I am at St. Benedict’s Monastery this weeekend for the 20th Anniversary celebration of Studium, the Monastery’s visiting scholar’s program. As regular readers of this blog know,I have benefitted much from several stays at the Monastery over the past few years; the ora et labora rhythm of Benedictine monastic life provides a wonderful environment for my writing.
Because yesterday was the burial day of one of the Sisters who died, the sisters prayed the Liturgy of the Hours for the Dead during their communal prayer periods. During evening prayer, one of the psalms we prayed was Psalm 139, a psalm I frequently use in my own prayer and recommend to others.

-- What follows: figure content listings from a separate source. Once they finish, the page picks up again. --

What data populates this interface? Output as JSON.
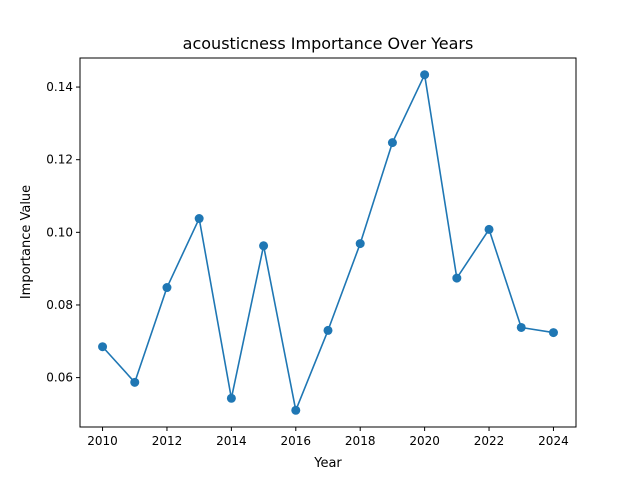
{
  "chart_data": {
    "type": "line",
    "title": "acousticness Importance Over Years",
    "xlabel": "Year",
    "ylabel": "Importance Value",
    "x": [
      2010,
      2011,
      2012,
      2013,
      2014,
      2015,
      2016,
      2017,
      2018,
      2019,
      2020,
      2021,
      2022,
      2023,
      2024
    ],
    "series": [
      {
        "values": [
          0.0685,
          0.0587,
          0.0848,
          0.1038,
          0.0543,
          0.0963,
          0.051,
          0.073,
          0.0969,
          0.1247,
          0.1434,
          0.0874,
          0.1008,
          0.0738,
          0.0724
        ],
        "color": "#1f77b4",
        "marker": "circle"
      }
    ],
    "xticks": [
      "2010",
      "2012",
      "2014",
      "2016",
      "2018",
      "2020",
      "2022",
      "2024"
    ],
    "yticks": [
      "0.06",
      "0.08",
      "0.10",
      "0.12",
      "0.14"
    ],
    "xlim": [
      2009.3,
      2024.7
    ],
    "ylim": [
      0.0464,
      0.148
    ],
    "grid": false,
    "legend": "none"
  }
}
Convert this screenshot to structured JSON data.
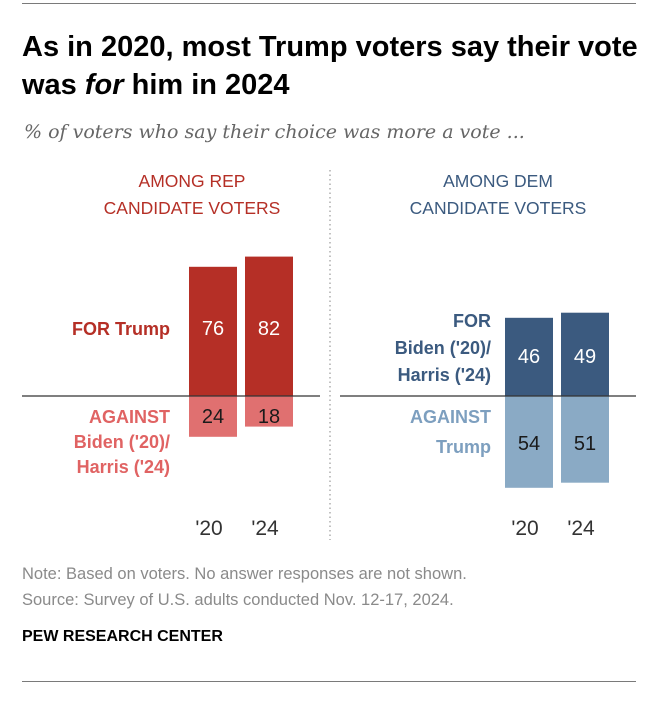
{
  "title": {
    "before": "As in 2020, most Trump voters say their vote was ",
    "emphasis": "for",
    "after": " him in 2024"
  },
  "subtitle": "% of voters who say their choice was more a vote ...",
  "note": "Note: Based on voters. No answer responses are not shown.",
  "source_line": "Source: Survey of U.S. adults conducted Nov. 12-17, 2024.",
  "org": "PEW RESEARCH CENTER",
  "colors": {
    "rep_for": "#b52f26",
    "rep_against": "#e07070",
    "dem_for": "#3b5a7f",
    "dem_against": "#8aaac5",
    "rep_text": "#b52f26",
    "rep_against_text": "#e06363",
    "dem_text": "#3b5a7f",
    "dem_against_text": "#7d9fbf"
  },
  "chart_data": [
    {
      "type": "bar",
      "panel_title": [
        "AMONG REP",
        "CANDIDATE VOTERS"
      ],
      "categories": [
        "'20",
        "'24"
      ],
      "series": [
        {
          "name": "FOR Trump",
          "label_lines": [
            "FOR Trump"
          ],
          "values": [
            76,
            82
          ]
        },
        {
          "name": "AGAINST Biden ('20)/ Harris ('24)",
          "label_lines": [
            "AGAINST",
            "Biden ('20)/",
            "Harris ('24)"
          ],
          "values": [
            24,
            18
          ]
        }
      ]
    },
    {
      "type": "bar",
      "panel_title": [
        "AMONG DEM",
        "CANDIDATE VOTERS"
      ],
      "categories": [
        "'20",
        "'24"
      ],
      "series": [
        {
          "name": "FOR Biden ('20)/ Harris ('24)",
          "label_lines": [
            "FOR",
            "Biden ('20)/",
            "Harris ('24)"
          ],
          "values": [
            46,
            49
          ]
        },
        {
          "name": "AGAINST Trump",
          "label_lines": [
            "AGAINST",
            "Trump"
          ],
          "values": [
            54,
            51
          ]
        }
      ]
    }
  ]
}
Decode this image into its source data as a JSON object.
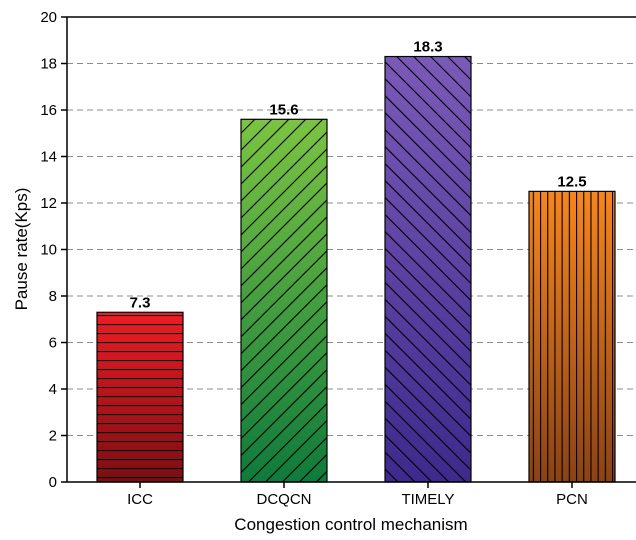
{
  "chart_data": {
    "type": "bar",
    "xlabel": "Congestion control mechanism",
    "ylabel": "Pause rate(Kps)",
    "ylim": [
      0,
      20
    ],
    "yticks": [
      0,
      2,
      4,
      6,
      8,
      10,
      12,
      14,
      16,
      18,
      20
    ],
    "grid": "horizontal dashed",
    "categories": [
      "ICC",
      "DCQCN",
      "TIMELY",
      "PCN"
    ],
    "values": [
      7.3,
      15.6,
      18.3,
      12.5
    ],
    "data_labels": [
      "7.3",
      "15.6",
      "18.3",
      "12.5"
    ],
    "bars": [
      {
        "pattern": "horizontal-lines",
        "color_top": "#ee1c24",
        "color_bottom": "#7a0e12"
      },
      {
        "pattern": "diagonal-lines-backslash",
        "color_top": "#7bc442",
        "color_bottom": "#0f7a3c"
      },
      {
        "pattern": "diagonal-lines-slash",
        "color_top": "#7a5ab8",
        "color_bottom": "#3d2a8c"
      },
      {
        "pattern": "vertical-lines",
        "color_top": "#f7861e",
        "color_bottom": "#8a4216"
      }
    ]
  }
}
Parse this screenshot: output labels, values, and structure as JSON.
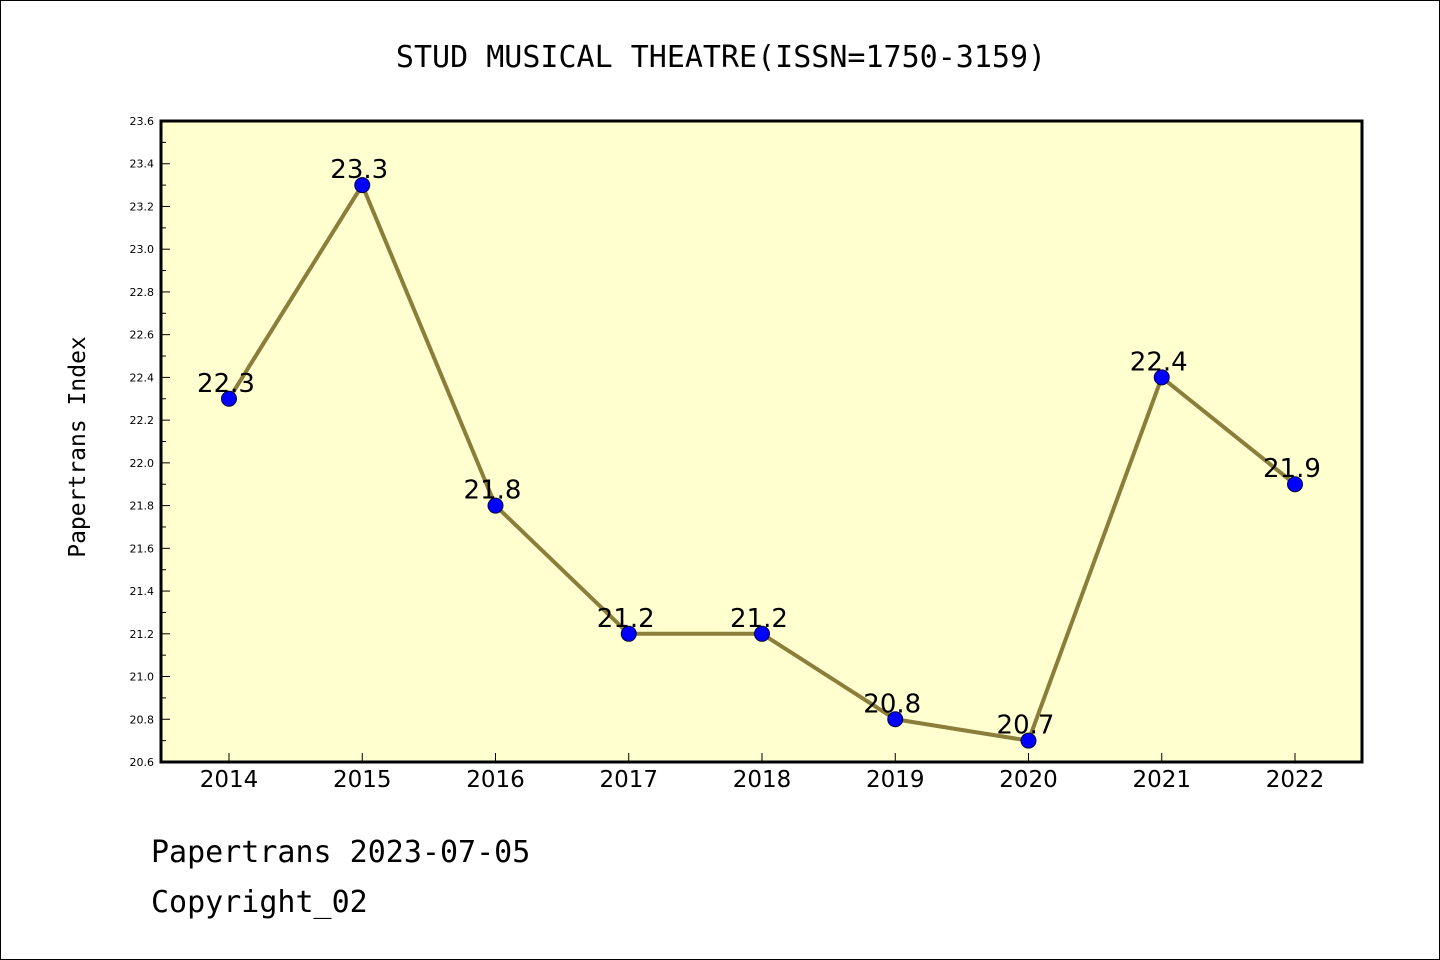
{
  "chart_data": {
    "type": "line",
    "title": "STUD MUSICAL THEATRE(ISSN=1750-3159)",
    "xlabel": "",
    "ylabel": "Papertrans Index",
    "categories": [
      "2014",
      "2015",
      "2016",
      "2017",
      "2018",
      "2019",
      "2020",
      "2021",
      "2022"
    ],
    "series": [
      {
        "values": [
          22.3,
          23.3,
          21.8,
          21.2,
          21.2,
          20.8,
          20.7,
          22.4,
          21.9
        ]
      }
    ],
    "data_labels": [
      "22.3",
      "23.3",
      "21.8",
      "21.2",
      "21.2",
      "20.8",
      "20.7",
      "22.4",
      "21.9"
    ],
    "ylim": [
      20.6,
      23.6
    ],
    "yticks": [
      "20.6",
      "20.8",
      "21.0",
      "21.2",
      "21.4",
      "21.6",
      "21.8",
      "22.0",
      "22.2",
      "22.4",
      "22.6",
      "22.8",
      "23.0",
      "23.2",
      "23.4",
      "23.6"
    ],
    "grid": false,
    "legend": "none",
    "colors": {
      "plot_background": "#ffffd0",
      "line": "#8b7d3a",
      "marker": "#0000ff"
    }
  },
  "footer": {
    "date_line": "Papertrans 2023-07-05",
    "copyright": "Copyright_02"
  }
}
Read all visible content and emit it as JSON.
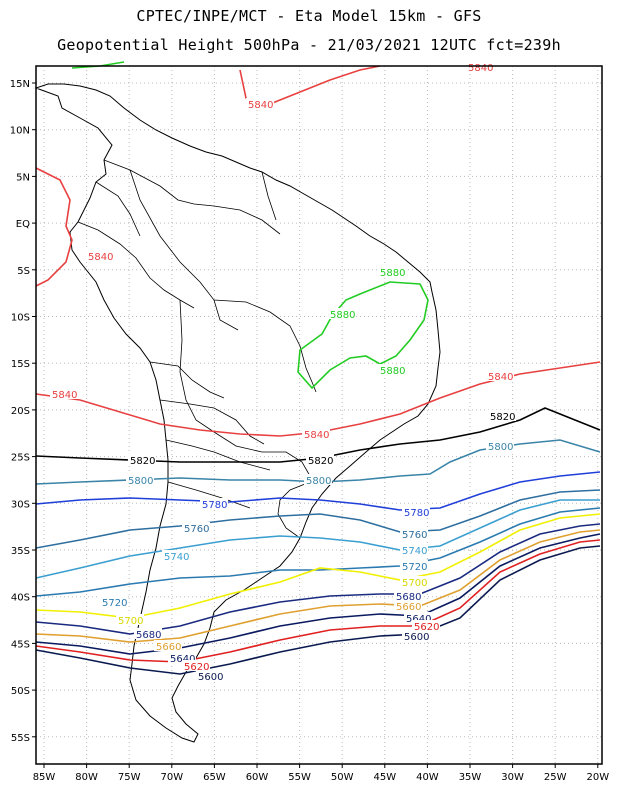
{
  "header": {
    "line1": "CPTEC/INPE/MCT -  Eta Model 15km - GFS",
    "line2": "Geopotential Height 500hPa - 21/03/2021 12UTC fct=239h"
  },
  "axes": {
    "lat_labels": [
      "15N",
      "10N",
      "5N",
      "EQ",
      "5S",
      "10S",
      "15S",
      "20S",
      "25S",
      "30S",
      "35S",
      "40S",
      "45S",
      "50S",
      "55S"
    ],
    "lon_labels": [
      "85W",
      "80W",
      "75W",
      "70W",
      "65W",
      "60W",
      "55W",
      "50W",
      "45W",
      "40W",
      "35W",
      "30W",
      "25W",
      "20W"
    ]
  },
  "contour_labels": {
    "c5880_a": "5880",
    "c5880_b": "5880",
    "c5880_c": "5880",
    "c5840_top": "5840",
    "c5840_nw": "5840",
    "c5840_tr": "5840",
    "c5840_w": "5840",
    "c5840_c": "5840",
    "c5840_e": "5840",
    "c5820_c": "5820",
    "c5820_b": "5820",
    "c5820_e": "5820",
    "c5800_w": "5800",
    "c5800_c": "5800",
    "c5800_e": "5800",
    "c5780_w": "5780",
    "c5780_e": "5780",
    "c5760_w": "5760",
    "c5760_e": "5760",
    "c5740_w": "5740",
    "c5740_e": "5740",
    "c5720_w": "5720",
    "c5720_e": "5720",
    "c5700_w": "5700",
    "c5700_e": "5700",
    "c5680_w": "5680",
    "c5680_e": "5680",
    "c5660_w": "5660",
    "c5660_e": "5660",
    "c5640_w": "5640",
    "c5640_e": "5640",
    "c5620_w": "5620",
    "c5620_e": "5620",
    "c5600_w": "5600",
    "c5600_e": "5600"
  },
  "colors": {
    "c5880": "#22cc22",
    "c5840": "#e84040",
    "c5820": "#000000",
    "c5800": "#3a84a8",
    "c5780": "#1f3fd8",
    "c5760": "#2e6fa0",
    "c5740": "#3a9fd0",
    "c5720": "#2a7ab0",
    "c5700": "#f0f000",
    "c5680": "#1a2a80",
    "c5660": "#e0a030",
    "c5640": "#0a1a60",
    "c5620": "#e02020",
    "c5600": "#0a1a50"
  }
}
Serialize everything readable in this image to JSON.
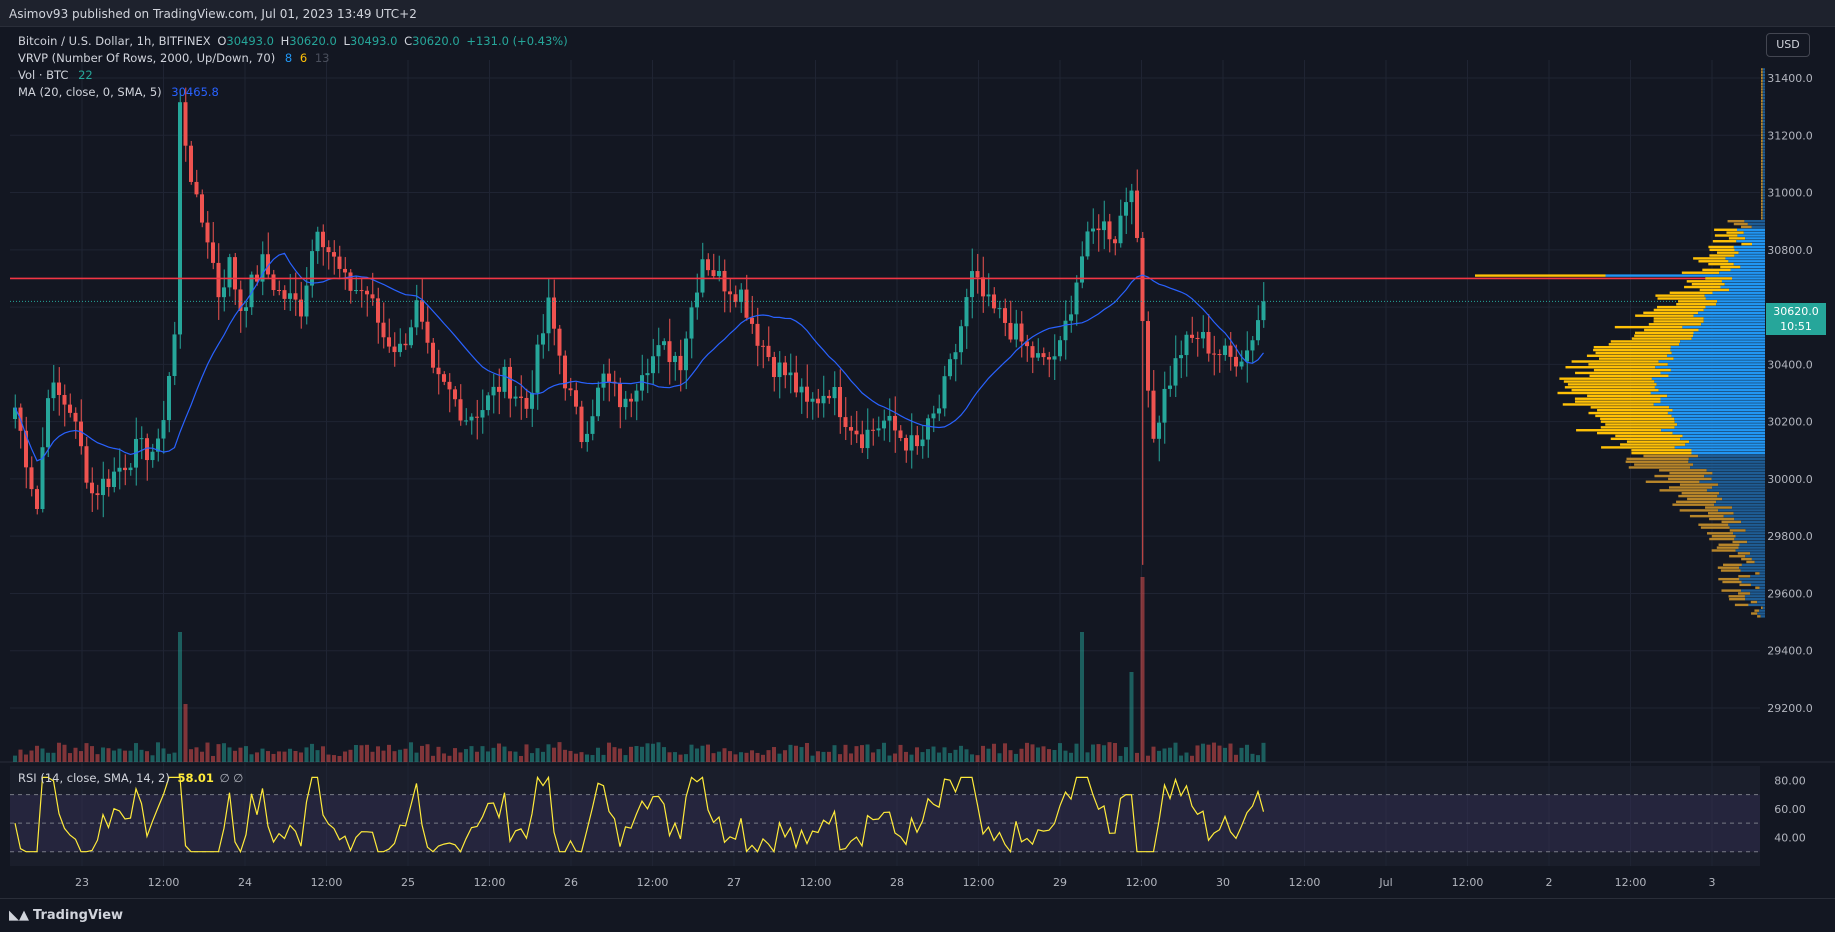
{
  "header": {
    "published_by": "Asimov93 published on TradingView.com, Jul 01, 2023 13:49 UTC+2"
  },
  "legend": {
    "symbol": "Bitcoin / U.S. Dollar, 1h, BITFINEX",
    "ohlc": {
      "o_label": "O",
      "o": "30493.0",
      "h_label": "H",
      "h": "30620.0",
      "l_label": "L",
      "l": "30493.0",
      "c_label": "C",
      "c": "30620.0",
      "change": "+131.0 (+0.43%)"
    },
    "vrvp": {
      "label": "VRVP (Number Of Rows, 2000, Up/Down, 70)",
      "v1": "8",
      "v2": "6",
      "v3": "13",
      "c1": "#2196f3",
      "c2": "#ffc107",
      "c3": "#4a4f5c"
    },
    "vol": {
      "label": "Vol · BTC",
      "value": "22"
    },
    "ma": {
      "label": "MA (20, close, 0, SMA, 5)",
      "value": "30465.8",
      "color": "#2962ff"
    }
  },
  "rsi_legend": {
    "label": "RSI (14, close, SMA, 14, 2)",
    "value": "58.01",
    "flag": "∅ ∅"
  },
  "toolbar": {
    "currency": "USD"
  },
  "price_tag": {
    "price": "30620.0",
    "countdown": "10:51"
  },
  "colors": {
    "up": "#26a69a",
    "down": "#ef5350",
    "ma": "#2962ff",
    "rsi": "#ffeb3b",
    "vrvp_up": "#ffc107",
    "vrvp_down": "#2196f3",
    "level": "#f23645",
    "bg": "#131722",
    "grid": "#1f2433"
  },
  "price_axis": [
    "31400.0",
    "31200.0",
    "31000.0",
    "30800.0",
    "30600.0",
    "30400.0",
    "30200.0",
    "30000.0",
    "29800.0",
    "29600.0",
    "29400.0",
    "29200.0"
  ],
  "rsi_axis": [
    "80.00",
    "60.00",
    "40.00"
  ],
  "time_axis": [
    "23",
    "12:00",
    "24",
    "12:00",
    "25",
    "12:00",
    "26",
    "12:00",
    "27",
    "12:00",
    "28",
    "12:00",
    "29",
    "12:00",
    "30",
    "12:00",
    "Jul",
    "12:00",
    "2",
    "12:00",
    "3"
  ],
  "footer": {
    "brand": "TradingView"
  },
  "chart_data": {
    "type": "candlestick",
    "symbol": "BTCUSD",
    "interval": "1h",
    "ylim": [
      29100,
      31450
    ],
    "horizontal_level": 30700,
    "last_price": 30620,
    "anchors": [
      [
        0,
        30250
      ],
      [
        4,
        29900
      ],
      [
        6,
        30320
      ],
      [
        10,
        30250
      ],
      [
        14,
        29950
      ],
      [
        18,
        30020
      ],
      [
        22,
        30100
      ],
      [
        26,
        30100
      ],
      [
        29,
        30500
      ],
      [
        30,
        31300
      ],
      [
        33,
        30950
      ],
      [
        35,
        30850
      ],
      [
        37,
        30650
      ],
      [
        39,
        30750
      ],
      [
        41,
        30600
      ],
      [
        45,
        30750
      ],
      [
        48,
        30650
      ],
      [
        52,
        30600
      ],
      [
        55,
        30900
      ],
      [
        57,
        30800
      ],
      [
        60,
        30680
      ],
      [
        64,
        30650
      ],
      [
        67,
        30500
      ],
      [
        70,
        30450
      ],
      [
        73,
        30600
      ],
      [
        76,
        30350
      ],
      [
        79,
        30300
      ],
      [
        82,
        30220
      ],
      [
        85,
        30250
      ],
      [
        89,
        30350
      ],
      [
        93,
        30250
      ],
      [
        97,
        30600
      ],
      [
        100,
        30350
      ],
      [
        103,
        30150
      ],
      [
        107,
        30350
      ],
      [
        111,
        30250
      ],
      [
        114,
        30400
      ],
      [
        118,
        30450
      ],
      [
        121,
        30420
      ],
      [
        125,
        30780
      ],
      [
        128,
        30700
      ],
      [
        132,
        30650
      ],
      [
        135,
        30500
      ],
      [
        138,
        30400
      ],
      [
        141,
        30350
      ],
      [
        144,
        30250
      ],
      [
        148,
        30320
      ],
      [
        151,
        30220
      ],
      [
        154,
        30150
      ],
      [
        158,
        30200
      ],
      [
        161,
        30150
      ],
      [
        164,
        30100
      ],
      [
        168,
        30250
      ],
      [
        171,
        30450
      ],
      [
        174,
        30700
      ],
      [
        177,
        30600
      ],
      [
        180,
        30550
      ],
      [
        184,
        30450
      ],
      [
        187,
        30400
      ],
      [
        190,
        30450
      ],
      [
        194,
        30780
      ],
      [
        197,
        30900
      ],
      [
        200,
        30850
      ],
      [
        203,
        31050
      ],
      [
        205,
        30550
      ],
      [
        207,
        30150
      ],
      [
        209,
        30300
      ],
      [
        212,
        30450
      ],
      [
        215,
        30500
      ],
      [
        218,
        30450
      ],
      [
        221,
        30420
      ],
      [
        224,
        30450
      ],
      [
        227,
        30620
      ]
    ],
    "volume_spike_bars": [
      {
        "i": 30,
        "v": "high"
      },
      {
        "i": 194,
        "v": "high"
      },
      {
        "i": 205,
        "v": "extreme"
      }
    ],
    "rsi": {
      "ylim": [
        20,
        90
      ],
      "overbought": 70,
      "oversold": 30,
      "last": 58.01
    }
  }
}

I’ve prayed with many translations of Psalm 139. What struck me powerfully last evening in the translation that is part of the Evening Prayer for the Dead was verse 6: speaking of his realization that “before a word slips from my tongue, Lord, you know what I will say. Yoou close in on me pressing your hand upon me,” the psalmist admits, “All this overwhelms me–too much to understand.”
Why this particular translation struck me more than other versions of that verse I’m not entirely sure. Perhaps it is because it conveys the psalmist’s reaction in such plan, simple terms and it is a reaction I identify with.
If we take the realization of the psalmist to heart – if we really realized the enormity of God’s love and God’s constant presence, I think we share that reaction – it is overwhelming…really too much to understand.
In any translation, Psalm 139 is a beautiful psalm. It is worth spending some time praying with this God from whose love we cannot escape.